As a Director you hold the purse strings to the company’s finances, you can borrow cash from it, and it’s easy to think of the company as your business.
The trouble is, within the eyes of the law, companies are seen as their own entirety, a separate person if you like.
When you look at it that way, you can understand why you can’t just take money out of the company’s bank.
After all, you wouldn’t just take money out of a friend’s bank, would you?
However, the rules do allow you to borrow from your company, subject to the following conditions.
General rule, loans to directors are allowed as long as the shareholders approve, with the exception of the following:
- Loans totalling no more than £10,000.
- Loans up to £50,000 to cover company expenditure
- A loan to cover Directors legal costs in connection to a claim against them
Where none of the exceptions apply, you must get majority vote, which is 51% or over before you can take out the loan.
Remember, where an Ordinary Resolution has not been passed, your fellow directors (if you have any) could ask you to repay the loan without prior warning. This would also apply if the company ran into difficulty and the liquidator seeks to recover funds for the creditors.

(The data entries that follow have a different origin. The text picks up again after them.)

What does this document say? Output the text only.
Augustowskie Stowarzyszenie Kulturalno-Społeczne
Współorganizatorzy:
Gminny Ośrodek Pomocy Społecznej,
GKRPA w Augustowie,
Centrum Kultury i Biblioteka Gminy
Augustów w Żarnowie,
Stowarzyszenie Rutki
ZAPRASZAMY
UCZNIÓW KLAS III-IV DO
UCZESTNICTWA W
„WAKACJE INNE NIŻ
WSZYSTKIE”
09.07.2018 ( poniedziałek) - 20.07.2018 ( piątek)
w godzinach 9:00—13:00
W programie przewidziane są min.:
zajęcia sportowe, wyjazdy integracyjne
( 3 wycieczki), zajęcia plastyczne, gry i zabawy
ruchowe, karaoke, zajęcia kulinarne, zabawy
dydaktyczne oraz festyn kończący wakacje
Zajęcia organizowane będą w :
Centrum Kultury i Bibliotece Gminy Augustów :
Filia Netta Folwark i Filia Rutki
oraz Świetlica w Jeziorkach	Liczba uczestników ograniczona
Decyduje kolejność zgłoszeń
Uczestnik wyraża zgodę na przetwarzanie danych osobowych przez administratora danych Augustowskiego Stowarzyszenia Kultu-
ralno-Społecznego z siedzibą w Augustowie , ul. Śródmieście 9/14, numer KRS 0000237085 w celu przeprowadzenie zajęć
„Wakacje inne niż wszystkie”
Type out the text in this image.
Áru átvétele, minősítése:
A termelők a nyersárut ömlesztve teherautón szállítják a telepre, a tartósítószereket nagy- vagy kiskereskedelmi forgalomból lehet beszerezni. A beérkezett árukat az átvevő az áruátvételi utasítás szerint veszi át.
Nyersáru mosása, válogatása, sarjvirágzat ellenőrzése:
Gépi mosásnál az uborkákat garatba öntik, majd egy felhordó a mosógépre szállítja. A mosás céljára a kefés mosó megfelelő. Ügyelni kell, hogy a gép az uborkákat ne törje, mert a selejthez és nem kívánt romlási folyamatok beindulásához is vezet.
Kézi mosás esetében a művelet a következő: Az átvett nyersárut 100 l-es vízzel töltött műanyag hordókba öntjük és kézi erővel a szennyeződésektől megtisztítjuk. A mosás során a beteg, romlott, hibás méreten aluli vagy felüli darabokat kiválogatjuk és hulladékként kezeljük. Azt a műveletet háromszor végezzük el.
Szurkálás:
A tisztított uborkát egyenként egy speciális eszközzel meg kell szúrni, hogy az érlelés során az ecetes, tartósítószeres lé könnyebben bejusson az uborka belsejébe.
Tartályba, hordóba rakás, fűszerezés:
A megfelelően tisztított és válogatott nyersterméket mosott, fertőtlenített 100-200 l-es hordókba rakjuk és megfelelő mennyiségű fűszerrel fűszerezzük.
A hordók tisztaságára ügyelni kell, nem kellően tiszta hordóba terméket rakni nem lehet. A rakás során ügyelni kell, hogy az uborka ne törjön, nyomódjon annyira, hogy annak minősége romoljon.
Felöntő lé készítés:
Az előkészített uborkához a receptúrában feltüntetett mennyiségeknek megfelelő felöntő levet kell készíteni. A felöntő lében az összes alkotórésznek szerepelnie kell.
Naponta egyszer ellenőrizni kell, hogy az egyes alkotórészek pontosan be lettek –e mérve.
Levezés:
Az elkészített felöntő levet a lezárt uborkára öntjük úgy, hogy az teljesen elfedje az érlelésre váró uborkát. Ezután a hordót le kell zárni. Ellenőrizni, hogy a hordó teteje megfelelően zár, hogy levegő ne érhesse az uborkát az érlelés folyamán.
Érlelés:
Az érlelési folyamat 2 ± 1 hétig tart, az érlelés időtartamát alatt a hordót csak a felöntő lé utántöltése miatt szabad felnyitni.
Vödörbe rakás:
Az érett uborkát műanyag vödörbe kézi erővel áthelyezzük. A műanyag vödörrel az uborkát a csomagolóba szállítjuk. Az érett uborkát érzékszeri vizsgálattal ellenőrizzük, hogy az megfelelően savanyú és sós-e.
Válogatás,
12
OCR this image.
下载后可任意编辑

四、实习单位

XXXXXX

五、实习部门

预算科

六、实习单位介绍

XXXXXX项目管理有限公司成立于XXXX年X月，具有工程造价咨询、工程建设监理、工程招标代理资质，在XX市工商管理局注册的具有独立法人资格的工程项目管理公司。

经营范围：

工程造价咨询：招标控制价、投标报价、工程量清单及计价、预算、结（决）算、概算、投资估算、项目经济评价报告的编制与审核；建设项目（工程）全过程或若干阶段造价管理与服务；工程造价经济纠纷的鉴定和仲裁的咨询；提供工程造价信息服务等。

And NO, the companies’ limited liability status will NOT protect you when this happens.
Finally, and this is very important, did you know that you are liable if a co-director takes money out of the business without following the rules set out in Companies Act 2006. If you allow a fellow Director to borrow money unapproved you could be held liable to pay it back, if they can’t.
Following procedure can seem like an overreaction, but we’ve all been in one of those situations where everything is OK until they go wrong.